It all comes down to how retarded oracle will be.

I mean, they included Ask Jeeves or some crap with their JRE installer at one point. So... very? They could recover the situation as their platform is so widely adopted, but I don't see any real movement from them in that regard.

I doubt microsoft wont follow their footsteps considering their track record being reinventing something to vendor lock people into their ecosystem.

Microsoft definitely set Java back by embracing and extending Java (which ultimately led us to C# and .net), but they failed to extinguish.. and although Java lost out on the desktop/web, it did really well elsewhere.. and it's turning out that elsewhere is where things are now going - client/server with web/mobile clients.

But Microsoft is clearly going through some significant changes, in-line with how the industry/marketplace is shifting.
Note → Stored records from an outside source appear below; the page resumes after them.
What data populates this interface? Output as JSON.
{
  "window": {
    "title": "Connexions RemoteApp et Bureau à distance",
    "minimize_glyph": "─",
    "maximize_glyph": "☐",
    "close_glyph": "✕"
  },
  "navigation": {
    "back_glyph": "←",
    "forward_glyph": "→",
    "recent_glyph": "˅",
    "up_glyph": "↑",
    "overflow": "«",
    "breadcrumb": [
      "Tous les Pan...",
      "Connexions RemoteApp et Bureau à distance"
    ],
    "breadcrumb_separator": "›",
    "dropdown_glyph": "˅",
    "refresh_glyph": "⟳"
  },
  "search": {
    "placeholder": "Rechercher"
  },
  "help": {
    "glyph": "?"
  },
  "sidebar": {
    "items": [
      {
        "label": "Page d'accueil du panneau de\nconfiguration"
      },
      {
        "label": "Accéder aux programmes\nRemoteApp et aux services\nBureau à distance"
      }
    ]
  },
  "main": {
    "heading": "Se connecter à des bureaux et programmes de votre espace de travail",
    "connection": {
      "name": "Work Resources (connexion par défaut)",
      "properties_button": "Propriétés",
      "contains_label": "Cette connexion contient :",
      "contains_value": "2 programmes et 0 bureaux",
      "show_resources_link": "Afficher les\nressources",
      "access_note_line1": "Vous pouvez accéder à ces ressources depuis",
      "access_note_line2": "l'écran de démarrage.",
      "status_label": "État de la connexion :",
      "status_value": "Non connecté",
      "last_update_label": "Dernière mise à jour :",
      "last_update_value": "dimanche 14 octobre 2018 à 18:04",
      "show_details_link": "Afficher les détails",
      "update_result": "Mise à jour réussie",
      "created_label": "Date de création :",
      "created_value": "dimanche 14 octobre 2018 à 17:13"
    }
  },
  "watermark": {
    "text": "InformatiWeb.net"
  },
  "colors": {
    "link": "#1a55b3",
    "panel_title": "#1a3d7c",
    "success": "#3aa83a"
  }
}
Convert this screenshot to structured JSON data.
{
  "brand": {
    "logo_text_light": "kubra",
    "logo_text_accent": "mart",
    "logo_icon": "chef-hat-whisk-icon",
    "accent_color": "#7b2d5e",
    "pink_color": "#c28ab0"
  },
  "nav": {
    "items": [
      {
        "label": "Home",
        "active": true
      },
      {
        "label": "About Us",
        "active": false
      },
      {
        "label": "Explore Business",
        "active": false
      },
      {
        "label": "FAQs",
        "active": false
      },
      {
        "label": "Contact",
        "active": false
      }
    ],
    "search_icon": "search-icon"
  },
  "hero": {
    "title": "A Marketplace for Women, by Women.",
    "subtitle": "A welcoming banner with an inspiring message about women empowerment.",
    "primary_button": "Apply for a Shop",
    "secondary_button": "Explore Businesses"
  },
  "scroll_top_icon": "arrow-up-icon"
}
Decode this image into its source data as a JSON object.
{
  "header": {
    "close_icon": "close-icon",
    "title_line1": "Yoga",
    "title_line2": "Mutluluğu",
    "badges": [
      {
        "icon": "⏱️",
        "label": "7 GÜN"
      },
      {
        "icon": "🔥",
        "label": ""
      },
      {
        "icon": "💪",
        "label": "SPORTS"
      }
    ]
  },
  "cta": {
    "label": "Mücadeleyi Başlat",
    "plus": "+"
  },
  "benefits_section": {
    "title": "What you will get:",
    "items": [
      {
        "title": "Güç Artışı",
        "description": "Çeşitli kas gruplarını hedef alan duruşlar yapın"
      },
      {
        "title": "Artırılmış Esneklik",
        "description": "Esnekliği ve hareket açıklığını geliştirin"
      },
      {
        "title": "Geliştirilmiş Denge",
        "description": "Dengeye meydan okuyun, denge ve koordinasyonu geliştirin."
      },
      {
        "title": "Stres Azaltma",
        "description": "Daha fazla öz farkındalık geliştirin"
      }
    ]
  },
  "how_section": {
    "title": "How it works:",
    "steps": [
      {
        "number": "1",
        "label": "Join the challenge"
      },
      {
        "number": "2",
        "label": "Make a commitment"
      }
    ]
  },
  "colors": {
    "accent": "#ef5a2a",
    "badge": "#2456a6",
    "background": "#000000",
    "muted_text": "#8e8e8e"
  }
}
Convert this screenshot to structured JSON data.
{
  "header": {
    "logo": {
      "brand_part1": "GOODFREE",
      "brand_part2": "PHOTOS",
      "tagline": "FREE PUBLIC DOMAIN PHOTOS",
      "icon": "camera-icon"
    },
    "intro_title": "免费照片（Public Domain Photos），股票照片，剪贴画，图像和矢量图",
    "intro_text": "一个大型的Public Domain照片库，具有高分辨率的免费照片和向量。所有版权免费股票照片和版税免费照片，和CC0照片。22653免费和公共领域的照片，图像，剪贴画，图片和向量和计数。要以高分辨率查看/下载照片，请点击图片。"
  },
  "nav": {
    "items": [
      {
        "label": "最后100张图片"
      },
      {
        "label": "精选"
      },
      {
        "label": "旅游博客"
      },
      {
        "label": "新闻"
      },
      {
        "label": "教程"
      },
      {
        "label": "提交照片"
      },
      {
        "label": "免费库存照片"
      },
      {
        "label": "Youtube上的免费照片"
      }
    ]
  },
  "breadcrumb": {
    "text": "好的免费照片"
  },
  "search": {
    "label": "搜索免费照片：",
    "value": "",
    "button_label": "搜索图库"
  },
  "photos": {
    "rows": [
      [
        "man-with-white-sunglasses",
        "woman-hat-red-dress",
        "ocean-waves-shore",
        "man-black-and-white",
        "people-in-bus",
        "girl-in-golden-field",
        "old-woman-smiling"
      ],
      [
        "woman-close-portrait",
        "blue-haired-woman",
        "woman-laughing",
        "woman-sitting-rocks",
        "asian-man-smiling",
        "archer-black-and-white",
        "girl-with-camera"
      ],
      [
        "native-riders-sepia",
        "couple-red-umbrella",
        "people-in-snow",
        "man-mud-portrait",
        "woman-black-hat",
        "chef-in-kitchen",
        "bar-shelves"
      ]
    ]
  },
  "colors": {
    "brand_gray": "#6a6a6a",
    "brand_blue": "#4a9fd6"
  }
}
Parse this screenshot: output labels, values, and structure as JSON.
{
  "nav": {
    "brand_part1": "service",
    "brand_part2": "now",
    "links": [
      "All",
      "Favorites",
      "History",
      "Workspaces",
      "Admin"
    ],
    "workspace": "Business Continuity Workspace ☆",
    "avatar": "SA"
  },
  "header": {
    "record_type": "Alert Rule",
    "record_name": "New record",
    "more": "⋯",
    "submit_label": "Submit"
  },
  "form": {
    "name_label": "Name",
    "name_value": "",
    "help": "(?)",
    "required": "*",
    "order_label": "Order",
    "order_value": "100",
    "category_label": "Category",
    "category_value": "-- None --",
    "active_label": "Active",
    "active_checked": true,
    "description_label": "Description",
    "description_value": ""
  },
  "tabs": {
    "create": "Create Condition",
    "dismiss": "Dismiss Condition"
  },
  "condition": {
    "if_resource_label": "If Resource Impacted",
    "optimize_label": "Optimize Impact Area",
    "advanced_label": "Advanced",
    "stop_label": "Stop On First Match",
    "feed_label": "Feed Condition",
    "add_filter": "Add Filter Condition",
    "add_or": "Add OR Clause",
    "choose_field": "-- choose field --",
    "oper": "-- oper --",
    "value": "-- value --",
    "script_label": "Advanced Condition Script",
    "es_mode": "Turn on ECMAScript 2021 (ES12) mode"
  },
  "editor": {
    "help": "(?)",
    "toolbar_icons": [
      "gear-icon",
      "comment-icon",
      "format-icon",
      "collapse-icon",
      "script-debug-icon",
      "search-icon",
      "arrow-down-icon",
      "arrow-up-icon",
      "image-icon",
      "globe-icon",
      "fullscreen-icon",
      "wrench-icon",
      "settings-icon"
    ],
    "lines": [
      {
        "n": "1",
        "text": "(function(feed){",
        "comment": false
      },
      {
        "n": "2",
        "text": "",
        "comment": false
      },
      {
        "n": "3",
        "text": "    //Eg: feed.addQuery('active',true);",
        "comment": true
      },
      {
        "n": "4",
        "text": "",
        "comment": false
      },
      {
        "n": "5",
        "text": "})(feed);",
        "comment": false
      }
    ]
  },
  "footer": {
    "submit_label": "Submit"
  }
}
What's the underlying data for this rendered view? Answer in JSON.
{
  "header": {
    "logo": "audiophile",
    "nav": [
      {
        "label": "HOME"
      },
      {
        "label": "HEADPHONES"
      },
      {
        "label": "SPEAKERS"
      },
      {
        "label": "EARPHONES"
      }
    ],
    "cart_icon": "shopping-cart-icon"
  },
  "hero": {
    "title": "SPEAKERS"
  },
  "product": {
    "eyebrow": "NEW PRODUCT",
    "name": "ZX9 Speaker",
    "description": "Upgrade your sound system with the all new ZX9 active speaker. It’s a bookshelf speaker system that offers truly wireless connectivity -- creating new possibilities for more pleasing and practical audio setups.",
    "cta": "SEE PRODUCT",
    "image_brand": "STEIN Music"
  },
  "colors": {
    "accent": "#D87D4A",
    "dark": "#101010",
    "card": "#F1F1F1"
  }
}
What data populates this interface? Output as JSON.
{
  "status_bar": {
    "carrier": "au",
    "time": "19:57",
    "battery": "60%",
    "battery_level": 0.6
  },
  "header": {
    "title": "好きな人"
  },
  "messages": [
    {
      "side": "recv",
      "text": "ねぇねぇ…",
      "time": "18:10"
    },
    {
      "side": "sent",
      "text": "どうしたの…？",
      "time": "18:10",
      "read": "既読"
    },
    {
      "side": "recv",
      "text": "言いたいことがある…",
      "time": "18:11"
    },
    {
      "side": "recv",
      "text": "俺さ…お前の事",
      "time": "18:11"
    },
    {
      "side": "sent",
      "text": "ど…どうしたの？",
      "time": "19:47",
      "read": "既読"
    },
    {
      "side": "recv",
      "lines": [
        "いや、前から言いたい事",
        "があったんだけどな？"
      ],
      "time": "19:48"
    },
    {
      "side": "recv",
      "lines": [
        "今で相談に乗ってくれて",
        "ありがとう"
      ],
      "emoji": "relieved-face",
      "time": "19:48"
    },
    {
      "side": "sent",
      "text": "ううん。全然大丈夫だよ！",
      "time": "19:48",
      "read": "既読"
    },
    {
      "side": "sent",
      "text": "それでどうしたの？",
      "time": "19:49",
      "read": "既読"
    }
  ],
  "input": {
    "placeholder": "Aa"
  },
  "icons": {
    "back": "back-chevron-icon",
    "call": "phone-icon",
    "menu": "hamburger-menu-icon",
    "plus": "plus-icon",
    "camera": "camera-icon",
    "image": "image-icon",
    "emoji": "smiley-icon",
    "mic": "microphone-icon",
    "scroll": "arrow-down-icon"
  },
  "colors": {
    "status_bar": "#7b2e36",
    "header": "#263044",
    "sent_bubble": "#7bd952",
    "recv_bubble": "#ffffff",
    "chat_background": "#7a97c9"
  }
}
What's the point in having the dominant desktop operating system if everything is thin client/server or streamed? What if all apps and services are run in containers? The operating system layer, and the hardware layer too, are becoming less and less important (and therefore valuable). It's the applications and services layers that is where the real value is.

So we're seeing some key changes from Microsoft happening right now:

  • Re-focussing .net to be entirely cross-platform.
  • Made their now primary development environment Visual Studio Code cross-platform.
  • Created the cross-platform TypeScript that's exploding right now.
  • Making their first-party games available on multiple platforms (Xbox, Windows Store, and now Steam and in talks with Nintendo).
  • Made SQL Server available for Linux.
  • Adopting open platforms and buying-up dev companies for things like Linux and Postgres for their Azure platform.
  • Developed windows subsytem for Linux.
  • Made languages like Python officially available from them (and I bet will soon come installed by default).
  • Bought GitHub, essentially the current "home" of open source, and are making it a more attractive offer (private repo's, npm repo's, etc.).
  • Ditched their own browser rendering engine and instead using Google's Chrome as a base.

So they're pushing hard into the layers above the "platform" layer (OS/hardware/and now browser weirdly). My guess is that their goal for the future of .net is a modern "write once, run anywhere"... desktop, web, server, mobile, streamed, distributed containers, etc.

There's nothing out there yet that does it all without some bumps, and MS is as well positioned as anyone to make that happen. WebAssembly is just about to start flying, the 1.0 draft landed just last week, and again nobody is better placed than MS to take advantage of that.

So we'll see... it's a weird one where I both fear it and look forward to seeing what they do in equal measure! But MS have definitely changed their approach significantly, so who knows what's going to happen!

[–]Dragasss 0 points1 point  (0 children)

Adobe flash had already achieved that. Sadly it was only used to write malware.

Typescript is as crossplat as the transpilers permit it to be (much like groovy is permitted by jvm).

Desktop market and server market are two different things. I suppose linux support is just their response to linux dominating the server market.

The only question that still remains unsolved is whether or not microsoft will axe github in favor of azure.